With the Builders Merchants Federation (BMF) recently releasing a report on the final quarter of builders’ merchant sales for 2016, we at Midland Lead thought we would offer our thoughts on last year’s industry results and what to expect for roofing in 2017.

There’s no doubt that last year came with its fair share of difficult factors for us all to negotiate. In spite of this, the BMF’s Builders Merchant Building Index (BMBI) – which uses GfK Point of Sale data covering over 80% of merchants’ sales to builders and tradespeople –   has reported that the market ended 2016 on a positive note, with the final quarter showing a strong set of sales results.
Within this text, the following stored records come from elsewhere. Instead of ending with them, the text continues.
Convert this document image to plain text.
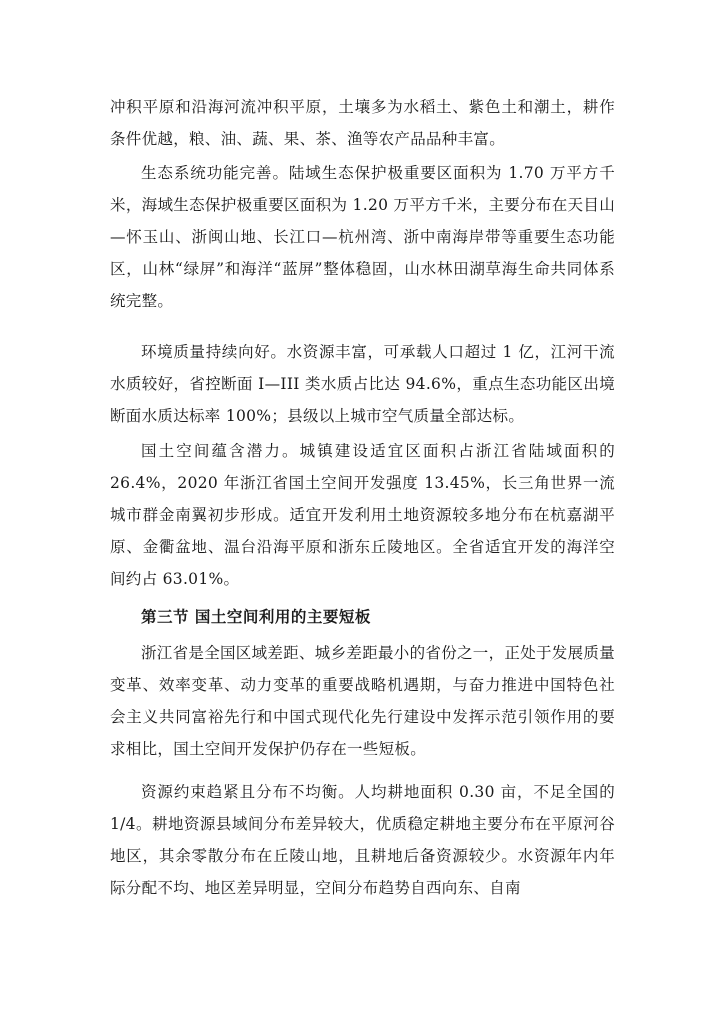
冲积平原和沿海河流冲积平原，土壤多为水稻土、紫色土和潮土，耕作条件优越，粮、油、蔬、果、茶、渔等农产品品种丰富。

生态系统功能完善。陆域生态保护极重要区面积为 1.70 万平方千米，海域生态保护极重要区面积为 1.20 万平方千米，主要分布在天目山—怀玉山、浙闽山地、长江口—杭州湾、浙中南海岸带等重要生态功能区，山林“绿屏”和海洋“蓝屏”整体稳固，山水林田湖草海生命共同体系统完整。

环境质量持续向好。水资源丰富，可承载人口超过 1 亿，江河干流水质较好，省控断面 I—III 类水质占比达 94.6%，重点生态功能区出境断面水质达标率 100%；县级以上城市空气质量全部达标。

国土空间蕴含潜力。城镇建设适宜区面积占浙江省陆域面积的 26.4%，2020 年浙江省国土空间开发强度 13.45%，长三角世界一流城市群金南翼初步形成。适宜开发利用土地资源较多地分布在杭嘉湖平原、金衢盆地、温台沿海平原和浙东丘陵地区。全省适宜开发的海洋空间约占 63.01%。

第三节 国土空间利用的主要短板

浙江省是全国区域差距、城乡差距最小的省份之一，正处于发展质量变革、效率变革、动力变革的重要战略机遇期，与奋力推进中国特色社会主义共同富裕先行和中国式现代化先行建设中发挥示范引领作用的要求相比，国土空间开发保护仍存在一些短板。

资源约束趋紧且分布不均衡。人均耕地面积 0.30 亩，不足全国的 1/4。耕地资源县域间分布差异较大，优质稳定耕地主要分布在平原河谷地区，其余零散分布在丘陵山地，且耕地后备资源较少。水资源年内年际分配不均、地区差异明显，空间分布趋势自西向东、自南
General overall sales of building products in the final quarter of 2016 increased by 5.5% on the same quarter in 2015, with roofing products a mainstay of these sales. This was undoubtedly buoyed by a mild, dry autumn allowing sustained building to continue to the year end.

Lead products sit within the Heavy Building Materials category of the BMBI report, which was one of the best performing categories in the final quarter of 2016. This quarter saw a rise of 7.1% year on year and was driven by several key sub-categories, including roofing products.

This growth is particularly encouraging given the fears for the future of the industry following the Brexit vote mid-2016. Despite concerns, the BMBI report and the BMF’s own sales indicators confirm that the final quarter of 2016 wrapped up three years of growth in the sector.

At Midland Lead, we worked hard to support our merchants during the fall out of the Brexit referendum. We continued to enhance our offering by adding new products into our core range of ancillary products and by developing a selection of counter display units. This increased the end user purchase appeal of our best selling products and boosted merchant sales.

Andy Williamson, BMBI expert for roofing products and IKO PLC group managing director, is positive about the year ahead. He believes that despite a turbulent 2016, there are already indications that roofing should hold up well this year: “The National House Building Council (NHBC) recently announced that the market has remained resilient, with good regional growth. Alongside this positive news, the RICS Construction Market Survey conducted at the end of 2016 saw expectations for workloads regain lost ground following Brexit. Both are indications of a good 2017 for roofing.”

At Midland Lead, we also think that the roofing sector has reason to look forward to a steady, possibly growing market in 2017. Alongside news that the NHBC saw a steady 2016 for house building, The Construction Products Association has also reported that house building is likely to increase. This is complemented by the fact that first time buyers are slowly getting to grips with house seller and government supported schemes and incentives, giving more credibility to possible sales increases in 2017.

It is worth noting that there will be a range of factors, as always, to negotiate. Economic uncertainty is likely to be the largest expected constraint on sales over the next 12 months, along with uncertain future demand and the impact of rising prices. But with industry leaders predicting house building will rise in 2017, continued and sustained hunger for roofing products should remain an industry staple.

Our team of experts at Midland Lead are on hand to advise on any challenges this year brings and feel optimistic about forecasting growth for both the builders’ merchants we work with and ourselves.